One of the more delicious claims in Ron Suskind's Confidence Men: Wall Street, Washington, and the Education of a President is that the avowedly feminist Obama White House had a women problem. Well, now there is a new wrinkle:
When White House Chief of Staff William Daley was asked yesterday how women are currently faring in the White House, he responded by "dumping" (as Daniel Halper put it) on his predecessor, Rahm Emanuel.
Here is the exchange:
"How do women get along in the White House? … How is it in the White House for women?" the questioner asks.

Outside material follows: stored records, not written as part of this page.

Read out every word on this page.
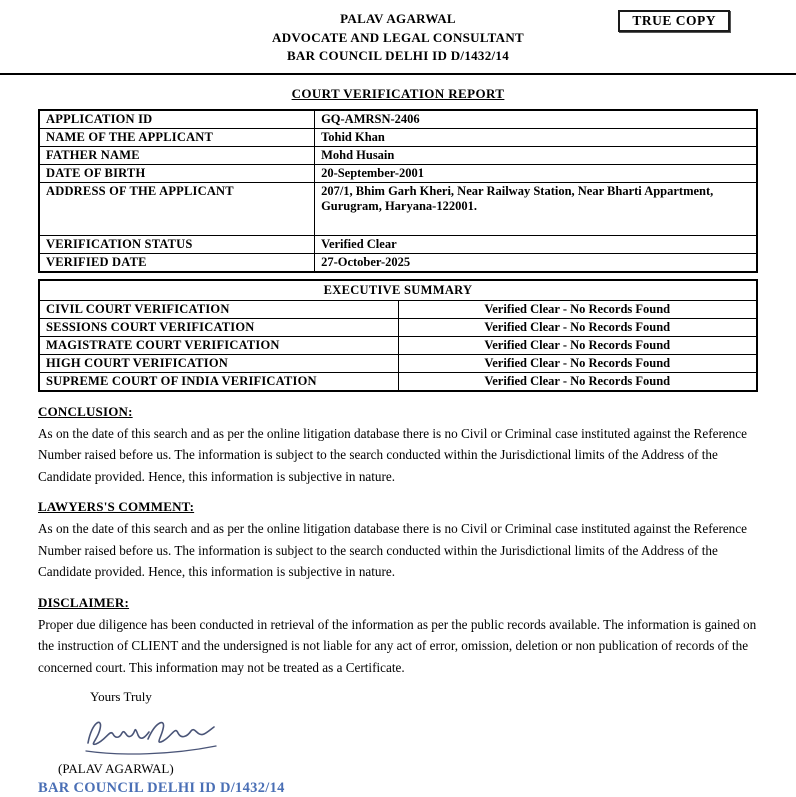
TRUE COPY
PALAV AGARWAL
ADVOCATE AND LEGAL CONSULTANT
BAR COUNCIL DELHI ID D/1432/14
COURT VERIFICATION REPORT
APPLICATION ID	GQ-AMRSN-2406
NAME OF THE APPLICANT	Tohid Khan
FATHER NAME	Mohd Husain
DATE OF BIRTH	20-September-2001
ADDRESS OF THE APPLICANT	207/1, Bhim Garh Kheri, Near Railway Station, Near Bharti Appartment, Gurugram, Haryana-122001.
VERIFICATION STATUS	Verified Clear
VERIFIED DATE	27-October-2025
EXECUTIVE SUMMARY	
CIVIL COURT VERIFICATION	Verified Clear - No Records Found
SESSIONS COURT VERIFICATION	Verified Clear - No Records Found
MAGISTRATE COURT VERIFICATION	Verified Clear - No Records Found
HIGH COURT VERIFICATION	Verified Clear - No Records Found
SUPREME COURT OF INDIA VERIFICATION	Verified Clear - No Records Found
CONCLUSION:
As on the date of this search and as per the online litigation database there is no Civil or Criminal case instituted against the Reference Number raised before us. The information is subject to the search conducted within the Jurisdictional limits of the Address of the Candidate provided. Hence, this information is subjective in nature.
LAWYERS'S COMMENT:
As on the date of this search and as per the online litigation database there is no Civil or Criminal case instituted against the Reference Number raised before us. The information is subject to the search conducted within the Jurisdictional limits of the Address of the Candidate provided. Hence, this information is subjective in nature.
DISCLAIMER:
Proper due diligence has been conducted in retrieval of the information as per the public records available. The information is gained on the instruction of CLIENT and the undersigned is not liable for any act of error, omission, deletion or non publication of records of the concerned court. This information may not be treated as a Certificate.
Yours Truly
(PALAV AGARWAL)
BAR COUNCIL DELHI ID D/1432/14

"Since I'm not a woman, it's hard for me to answer that," Daley says. "I read this in the book," Daley continues, referencing the latest Ron Suskind book that alleges poor treatment of women in the Obama White House, "but that was during my predecessor's era. I have not sensed any problem…we have a great relationship in the senior staff and, I think, throughout the administration. And that comes from the top down. The president, through his campaigns and through the issues he's fought for, obviously has fought and been on the edge of women's issues. So I don't see it as, um, I didn't even read the book, but I did hear that there were some issues early on under a predecessor of mine, so I can dump on him about it."
Daley doesn't seem to grasp that the reason this issue is so interesting is that the president has espoused policies that he believes will attract women voters (though most of them are merely big government policies that will ultimately harm the economy, including the women who make up half of it) but that women in his orbit felt they were not being heard. Daley was also sort of unmanly dumping on Rahm, no?
But what really worries me is that Mr. Daley doesn't seem to know whether he's read the book or not. Not good.